Constrained Stein Variational Trajectory Optimization
Thomas Power, Dmitry Berenson
TL;DR
CSVTO addresses constrained trajectory optimization by treating trajectories as a distribution and using Stein Variational Gradient Descent to sample multiple, low-cost trajectories that satisfy differentiable equality and inequality constraints. The method extends Orthogonal-Space SVGD with tangent-space projections, slack-variable handling for inequalities, a Gauss-Newton–style constraint correction, a repulsive kernel for diversity, annealing for exploration, and a resampling mechanism to escape local minima. Empirical results on a 12DoF quadrotor, a 7DoF table-surface task, and a wrench manipulation task show improved constraint satisfaction and robustness to disturbances, outperforming penalty-based baselines and competitive with, or superior to, IPOPT under constrained computation budgets. The work demonstrates the practicality of online replanning with diverse constraint-satisfying trajectory sets and outlines future improvements in differentiability, computation time, and kernel design for real-time deployment.
Abstract
We present Constrained Stein Variational Trajectory Optimization (CSVTO), an algorithm for performing trajectory optimization with constraints on a set of trajectories in parallel.

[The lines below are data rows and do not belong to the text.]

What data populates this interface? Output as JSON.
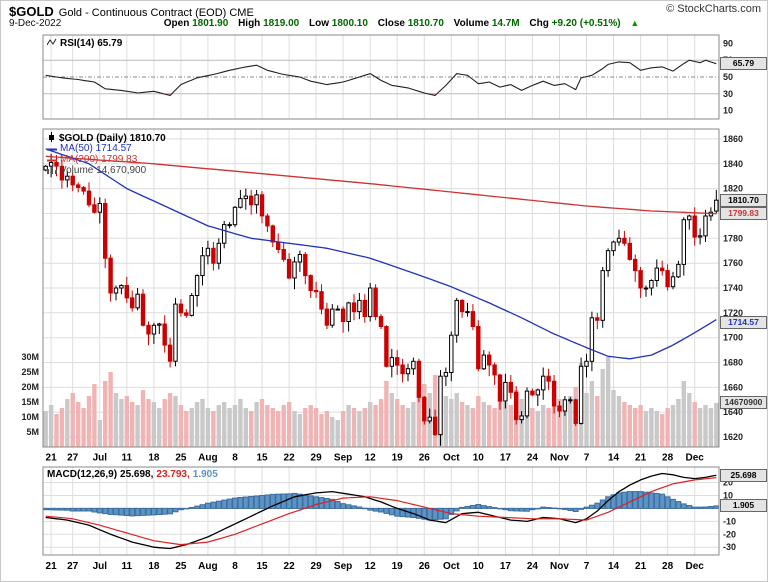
{
  "header": {
    "symbol": "$GOLD",
    "title": "Gold - Continuous Contract (EOD) CME",
    "copyright": "© StockCharts.com",
    "date": "9-Dec-2022",
    "quote": [
      {
        "label": "Open",
        "value": "1801.90"
      },
      {
        "label": "High",
        "value": "1819.00"
      },
      {
        "label": "Low",
        "value": "1800.10"
      },
      {
        "label": "Close",
        "value": "1810.70"
      },
      {
        "label": "Volume",
        "value": "14.7M"
      },
      {
        "label": "Chg",
        "value": "+9.20 (+0.51%)"
      }
    ],
    "chg_arrow": "▲"
  },
  "rsi_panel": {
    "legend": "RSI(14) 65.79",
    "current": "65.79"
  },
  "main_panel": {
    "legend_symbol": "$GOLD (Daily) 1810.70",
    "legend_ma50": "MA(50) 1714.57",
    "legend_ma200": "MA(200) 1799.83",
    "legend_volume": "Volume 14,670,900",
    "label_last": "1810.70",
    "label_ma200": "1799.83",
    "label_ma50": "1714.57",
    "label_volume": "14670900"
  },
  "macd_panel": {
    "legend_name": "MACD(12,26,9)",
    "legend_macd": "25.698,",
    "legend_signal": "23.793,",
    "legend_hist": "1.905",
    "label_macd": "25.698",
    "label_hist": "1.905"
  },
  "colors": {
    "up": "#000000",
    "down": "#cc0000",
    "ma50": "#2233bb",
    "ma200": "#cc3333",
    "rsi": "#222222",
    "macd": "#000000",
    "signal": "#dd2222",
    "hist": "#5e93c5",
    "hist_stroke": "#3c6e9f",
    "vol_up": "#c9c9c9",
    "vol_down": "#f0b4b4",
    "grid": "#dedede",
    "quote_value": "#006600",
    "arrow": "#009900"
  },
  "chart_data": {
    "x_ticks": [
      [
        "21",
        1
      ],
      [
        "27",
        5
      ],
      [
        "Jul",
        10
      ],
      [
        "11",
        15
      ],
      [
        "18",
        20
      ],
      [
        "25",
        25
      ],
      [
        "Aug",
        30
      ],
      [
        "8",
        35
      ],
      [
        "15",
        40
      ],
      [
        "22",
        45
      ],
      [
        "29",
        50
      ],
      [
        "Sep",
        55
      ],
      [
        "12",
        60
      ],
      [
        "19",
        65
      ],
      [
        "26",
        70
      ],
      [
        "Oct",
        75
      ],
      [
        "10",
        80
      ],
      [
        "17",
        85
      ],
      [
        "24",
        90
      ],
      [
        "Nov",
        95
      ],
      [
        "7",
        100
      ],
      [
        "14",
        105
      ],
      [
        "21",
        110
      ],
      [
        "28",
        115
      ],
      [
        "Dec",
        120
      ]
    ],
    "panels": {
      "rsi": {
        "type": "line",
        "ylim": [
          0,
          100
        ],
        "levels": [
          90,
          70,
          50,
          30,
          10
        ],
        "last": 65.79,
        "waypoints": [
          [
            0,
            52
          ],
          [
            3,
            49
          ],
          [
            6,
            47
          ],
          [
            9,
            44
          ],
          [
            11,
            36
          ],
          [
            14,
            34
          ],
          [
            17,
            31
          ],
          [
            20,
            33
          ],
          [
            23,
            28
          ],
          [
            25,
            41
          ],
          [
            28,
            49
          ],
          [
            31,
            53
          ],
          [
            34,
            58
          ],
          [
            37,
            62
          ],
          [
            39,
            64
          ],
          [
            41,
            58
          ],
          [
            44,
            53
          ],
          [
            47,
            50
          ],
          [
            49,
            45
          ],
          [
            52,
            41
          ],
          [
            55,
            44
          ],
          [
            58,
            50
          ],
          [
            60,
            54
          ],
          [
            62,
            46
          ],
          [
            64,
            40
          ],
          [
            67,
            37
          ],
          [
            70,
            31
          ],
          [
            72,
            28
          ],
          [
            74,
            40
          ],
          [
            76,
            54
          ],
          [
            78,
            52
          ],
          [
            80,
            42
          ],
          [
            82,
            44
          ],
          [
            84,
            38
          ],
          [
            86,
            41
          ],
          [
            88,
            34
          ],
          [
            90,
            40
          ],
          [
            92,
            45
          ],
          [
            94,
            40
          ],
          [
            96,
            42
          ],
          [
            98,
            35
          ],
          [
            99,
            49
          ],
          [
            101,
            52
          ],
          [
            103,
            60
          ],
          [
            104,
            65
          ],
          [
            106,
            68
          ],
          [
            108,
            67
          ],
          [
            110,
            58
          ],
          [
            112,
            61
          ],
          [
            114,
            62
          ],
          [
            116,
            57
          ],
          [
            118,
            66
          ],
          [
            119,
            70
          ],
          [
            121,
            67
          ],
          [
            122,
            70
          ],
          [
            124,
            65.79
          ]
        ]
      },
      "price": {
        "type": "candlestick",
        "ylim": [
          1612,
          1868
        ],
        "yticks": [
          1860,
          1840,
          1820,
          1800,
          1780,
          1760,
          1740,
          1720,
          1700,
          1680,
          1660,
          1640,
          1620
        ],
        "volume_axis": [
          "30M",
          "25M",
          "20M",
          "15M",
          "10M",
          "5M"
        ],
        "last_open": 1801.9,
        "last_high": 1819.0,
        "last_low": 1800.1,
        "last_close": 1810.7,
        "ma50_last": 1714.57,
        "ma200_last": 1799.83,
        "volume_last": 14670900,
        "close": [
          1838,
          1841,
          1838,
          1827,
          1830,
          1823,
          1821,
          1818,
          1807,
          1801,
          1808,
          1764,
          1736,
          1740,
          1742,
          1732,
          1724,
          1735,
          1710,
          1703,
          1710,
          1711,
          1694,
          1681,
          1727,
          1720,
          1718,
          1734,
          1750,
          1766,
          1772,
          1760,
          1776,
          1791,
          1791,
          1805,
          1812,
          1814,
          1807,
          1815,
          1798,
          1790,
          1777,
          1771,
          1763,
          1748,
          1761,
          1767,
          1750,
          1738,
          1737,
          1723,
          1710,
          1723,
          1723,
          1713,
          1728,
          1721,
          1730,
          1717,
          1740,
          1717,
          1709,
          1677,
          1684,
          1678,
          1671,
          1675,
          1681,
          1652,
          1633,
          1636,
          1622,
          1669,
          1672,
          1702,
          1730,
          1721,
          1721,
          1709,
          1675,
          1686,
          1678,
          1670,
          1649,
          1664,
          1656,
          1634,
          1637,
          1657,
          1654,
          1658,
          1669,
          1665,
          1645,
          1641,
          1650,
          1650,
          1631,
          1677,
          1681,
          1716,
          1714,
          1754,
          1770,
          1777,
          1780,
          1776,
          1763,
          1754,
          1740,
          1740,
          1746,
          1756,
          1754,
          1741,
          1749,
          1759,
          1795,
          1798,
          1781,
          1782,
          1798,
          1801,
          1810.7
        ],
        "volume_m": [
          12,
          14,
          11,
          13,
          16,
          18,
          15,
          13,
          17,
          21,
          9,
          22,
          25,
          18,
          16,
          17,
          15,
          14,
          19,
          16,
          15,
          13,
          16,
          18,
          17,
          14,
          12,
          13,
          15,
          16,
          13,
          12,
          14,
          15,
          13,
          14,
          16,
          13,
          12,
          15,
          16,
          14,
          13,
          12,
          14,
          15,
          12,
          11,
          13,
          14,
          13,
          11,
          12,
          10,
          9,
          12,
          14,
          13,
          12,
          13,
          15,
          14,
          16,
          22,
          18,
          16,
          14,
          13,
          15,
          19,
          21,
          18,
          24,
          20,
          17,
          16,
          18,
          15,
          14,
          13,
          17,
          15,
          14,
          13,
          18,
          15,
          14,
          19,
          16,
          14,
          13,
          12,
          14,
          13,
          15,
          16,
          15,
          17,
          20,
          28,
          18,
          22,
          17,
          26,
          30,
          19,
          17,
          15,
          14,
          13,
          14,
          12,
          13,
          12,
          11,
          13,
          14,
          16,
          22,
          18,
          15,
          13,
          14,
          13,
          14.7
        ],
        "ma50_waypoints": [
          [
            0,
            1852
          ],
          [
            8,
            1840
          ],
          [
            15,
            1820
          ],
          [
            22,
            1806
          ],
          [
            30,
            1790
          ],
          [
            38,
            1780
          ],
          [
            45,
            1776
          ],
          [
            52,
            1772
          ],
          [
            60,
            1764
          ],
          [
            68,
            1752
          ],
          [
            75,
            1741
          ],
          [
            82,
            1728
          ],
          [
            88,
            1716
          ],
          [
            94,
            1703
          ],
          [
            100,
            1692
          ],
          [
            104,
            1685
          ],
          [
            108,
            1683
          ],
          [
            112,
            1686
          ],
          [
            116,
            1694
          ],
          [
            120,
            1704
          ],
          [
            124,
            1714.57
          ]
        ],
        "ma200_waypoints": [
          [
            0,
            1846
          ],
          [
            20,
            1840
          ],
          [
            40,
            1832
          ],
          [
            60,
            1824
          ],
          [
            80,
            1815
          ],
          [
            100,
            1806
          ],
          [
            112,
            1802
          ],
          [
            124,
            1799.83
          ]
        ]
      },
      "macd": {
        "type": "bar+line",
        "ylim": [
          -36,
          32
        ],
        "yticks": [
          20,
          10,
          0,
          -10,
          -20,
          -30
        ],
        "macd_last": 25.698,
        "signal_last": 23.793,
        "hist_last": 1.905,
        "macd_waypoints": [
          [
            0,
            -7
          ],
          [
            4,
            -9
          ],
          [
            8,
            -13
          ],
          [
            12,
            -20
          ],
          [
            16,
            -26
          ],
          [
            20,
            -30
          ],
          [
            23,
            -31
          ],
          [
            26,
            -28
          ],
          [
            30,
            -22
          ],
          [
            34,
            -14
          ],
          [
            38,
            -6
          ],
          [
            42,
            2
          ],
          [
            46,
            9
          ],
          [
            50,
            12
          ],
          [
            53,
            13
          ],
          [
            56,
            11
          ],
          [
            59,
            9
          ],
          [
            62,
            5
          ],
          [
            65,
            0
          ],
          [
            68,
            -4
          ],
          [
            71,
            -9
          ],
          [
            74,
            -11
          ],
          [
            77,
            -4
          ],
          [
            80,
            -3
          ],
          [
            83,
            -6
          ],
          [
            86,
            -9
          ],
          [
            89,
            -10
          ],
          [
            92,
            -7
          ],
          [
            95,
            -8
          ],
          [
            98,
            -11
          ],
          [
            100,
            -8
          ],
          [
            102,
            -2
          ],
          [
            104,
            6
          ],
          [
            106,
            13
          ],
          [
            108,
            18
          ],
          [
            110,
            22
          ],
          [
            112,
            25
          ],
          [
            114,
            27
          ],
          [
            116,
            26
          ],
          [
            118,
            24
          ],
          [
            120,
            23
          ],
          [
            122,
            24
          ],
          [
            124,
            25.698
          ]
        ],
        "signal_waypoints": [
          [
            0,
            -6
          ],
          [
            5,
            -8
          ],
          [
            10,
            -13
          ],
          [
            15,
            -19
          ],
          [
            20,
            -25
          ],
          [
            25,
            -28
          ],
          [
            30,
            -26
          ],
          [
            35,
            -20
          ],
          [
            40,
            -12
          ],
          [
            45,
            -4
          ],
          [
            50,
            3
          ],
          [
            55,
            8
          ],
          [
            60,
            9
          ],
          [
            65,
            6
          ],
          [
            70,
            1
          ],
          [
            75,
            -4
          ],
          [
            80,
            -6
          ],
          [
            85,
            -7
          ],
          [
            90,
            -8
          ],
          [
            95,
            -8
          ],
          [
            100,
            -9
          ],
          [
            104,
            -3
          ],
          [
            108,
            5
          ],
          [
            112,
            13
          ],
          [
            116,
            19
          ],
          [
            120,
            22
          ],
          [
            124,
            23.793
          ]
        ]
      }
    }
  }
}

We frame constrained trajectory optimization as a novel form of constrained functional minimization over trajectory distributions, which avoids treating the constraints as a penalty in the objective and allows us to generate diverse sets of constraint-satisfying trajectories. Our method uses Stein Variational Gradient Descent (SVGD) to find a set of particles that approximates a distribution over low-cost trajectories while obeying constraints. CSVTO is applicable to problems with differentiable equality and inequality constraints and includes a novel particle re-sampling step to escape local minima. By explicitly generating diverse sets of trajectories, CSVTO is better able to avoid poor local minima and is more robust to initialization. We demonstrate that CSVTO outperforms baselines in challenging highly-constrained tasks, such as a 7DoF wrench manipulation task, where CSVTO outperforms all baselines both in success and constraint satisfaction.